Rik played right-wing Tory MP Alan B’stard in The New Statesman, which ended in 1992. Believe Nothing, also written by Laurence Marks and Maurice Gran, is seen as a bold follow-up for the same trio. “This is my first sitcom for a few years and what I liked about it is that Adonis makes me laugh so much,” says Rik.

“I haven’t had this much fun in ages. It mocks the way this country is run by Oxbridge people – that’s the one thing I don’t have in common with Adonis. I went to Manchester and I only got a 2.2 degree.”

Screened from 10pm on Sunday, July 14, Michael Maloney co-stars as the professor’s faithful manservant, Albumen. On the evidence of a very funny first episode, he could soon be rivalling Blackadder’s Baldrick as a cult sidekick hero.

Actress Emily Bruni – last seen as posh Sarah, who seduced Oz in Auf Wiedersen Pet – is Dr Hannah Awkward. Hoping to be appointed to the new Chair of Pedantics, she appears to be the only woman capable of resisting the professor’s charms.

In a wonderfully bizarre plot, the young female academic displays an encyclopaedic knowledge of Coronation Street when Prof – “they must be talking working class” – Cnut is asked an eliminating phone question while trying to get his manservant into the chair on the TV quiz, “Get Rich Quick”.

Metropolis star Emily’s first role after leaving drama school at 20 was as Rik’s daughter in the Channel 4 film, Remember Me.

“I was really nervous.

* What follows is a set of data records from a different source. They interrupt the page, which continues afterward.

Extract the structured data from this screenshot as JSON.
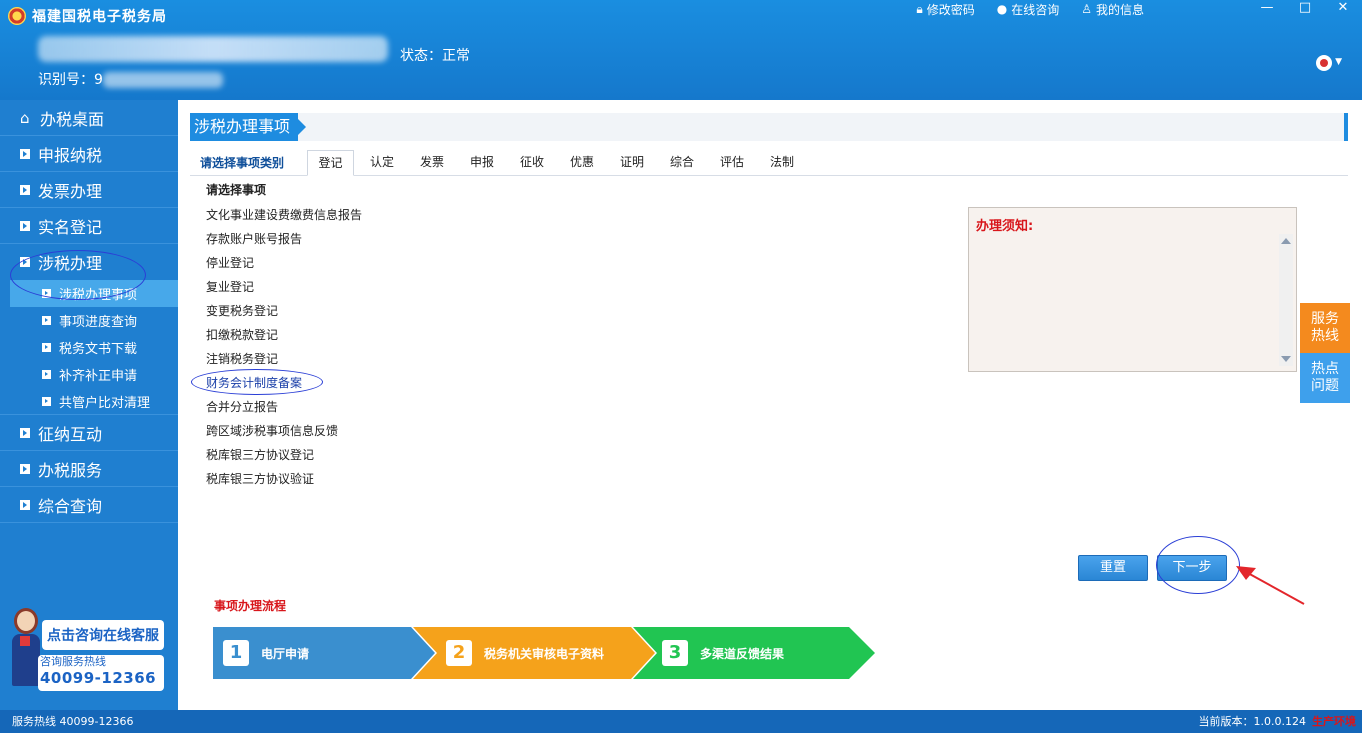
{
  "header": {
    "app_title": "福建国税电子税务局",
    "links": [
      {
        "icon": "lock-icon",
        "label": "修改密码"
      },
      {
        "icon": "chat-icon",
        "label": "在线咨询"
      },
      {
        "icon": "user-icon",
        "label": "我的信息"
      }
    ],
    "status": "状态：正常",
    "taxid_label": "识别号：9"
  },
  "sidebar": {
    "items": [
      {
        "label": "办税桌面",
        "icon": "home-icon"
      },
      {
        "label": "申报纳税"
      },
      {
        "label": "发票办理"
      },
      {
        "label": "实名登记"
      },
      {
        "label": "涉税办理"
      }
    ],
    "subitems": [
      {
        "label": "涉税办理事项",
        "active": true
      },
      {
        "label": "事项进度查询"
      },
      {
        "label": "税务文书下载"
      },
      {
        "label": "补齐补正申请"
      },
      {
        "label": "共管户比对清理"
      }
    ],
    "items_after": [
      {
        "label": "征纳互动"
      },
      {
        "label": "办税服务"
      },
      {
        "label": "综合查询"
      }
    ],
    "help": {
      "chat_label": "点击咨询在线客服",
      "hotline_label": "咨询服务热线",
      "hotline_number": "40099-12366"
    }
  },
  "main": {
    "title": "涉税办理事项",
    "tabs_label": "请选择事项类别",
    "tabs": [
      "登记",
      "认定",
      "发票",
      "申报",
      "征收",
      "优惠",
      "证明",
      "综合",
      "评估",
      "法制"
    ],
    "active_tab": "登记",
    "select_title": "请选择事项",
    "items": [
      "文化事业建设费缴费信息报告",
      "存款账户账号报告",
      "停业登记",
      "复业登记",
      "变更税务登记",
      "扣缴税款登记",
      "注销税务登记",
      "财务会计制度备案",
      "合并分立报告",
      "跨区域涉税事项信息反馈",
      "税库银三方协议登记",
      "税库银三方协议验证"
    ],
    "notice_title": "办理须知:",
    "float_buttons": [
      "服务热线",
      "热点问题"
    ],
    "buttons": {
      "reset": "重置",
      "next": "下一步"
    },
    "flow_title": "事项办理流程",
    "flow_steps": [
      {
        "num": "1",
        "label": "电厅申请",
        "color": "#3a8fcf"
      },
      {
        "num": "2",
        "label": "税务机关审核电子资料",
        "color": "#f5a21b"
      },
      {
        "num": "3",
        "label": "多渠道反馈结果",
        "color": "#21c552"
      }
    ]
  },
  "footer": {
    "hotline": "服务热线 40099-12366",
    "version": "当前版本：1.0.0.124",
    "env": "生产环境"
  }
}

It was a big deal for me and Rik was so sweet,” she recalls. “I remember him telling me that, as an actor, it’s OK to feel fear, but that you should never, ever, be embarrassed.”

There’s a long list of guest stars sprinkled throughout the series, including Rory Bremner as President Shrub and Melvyn Bragg as himself, with Mayall’s character filling a vacant seat at a shadowy underground organisation that manipulates everything that goes on in the world.

Fresh from the recent controversy over his portrayal of Hitler in an anti-euro cinema commercial, Rik, 44, explains: “There’s so much to the series. Global warming is explained away as a hoax, Tony Blair is in it, so is David Blunkett. We see President Nixon, too. Anything is possible and you can’t be sure of what is real, hence the title – Believe Nothing.

“I think I know something about good writing and drama – my father was head of a drama department, I grew up with it. When I read the script for this, I was staggered by how masterful it was.” It’s now four years since the Essex-born actor almost lost his life in a quad bike accident. He suffered serious head injuries when he fell off the vehicle at his farm in Devon.

He was flown unconscious to hospital and doctors feared Rik would either die or suffer permanent brain damage.

He says: “My life hung in the balance. The slightest increase in pressure on the brain from either swelling or bleeding and that would have been it.

“Although I am fully recovered, I don’t want to make any mistakes. I’ve proved I can still do the job – I did a three-month tour playing at 3,000-seaters and that was enough proof for me. But I’m probably more careful than I was. I had no doubts about Believe Nothing.”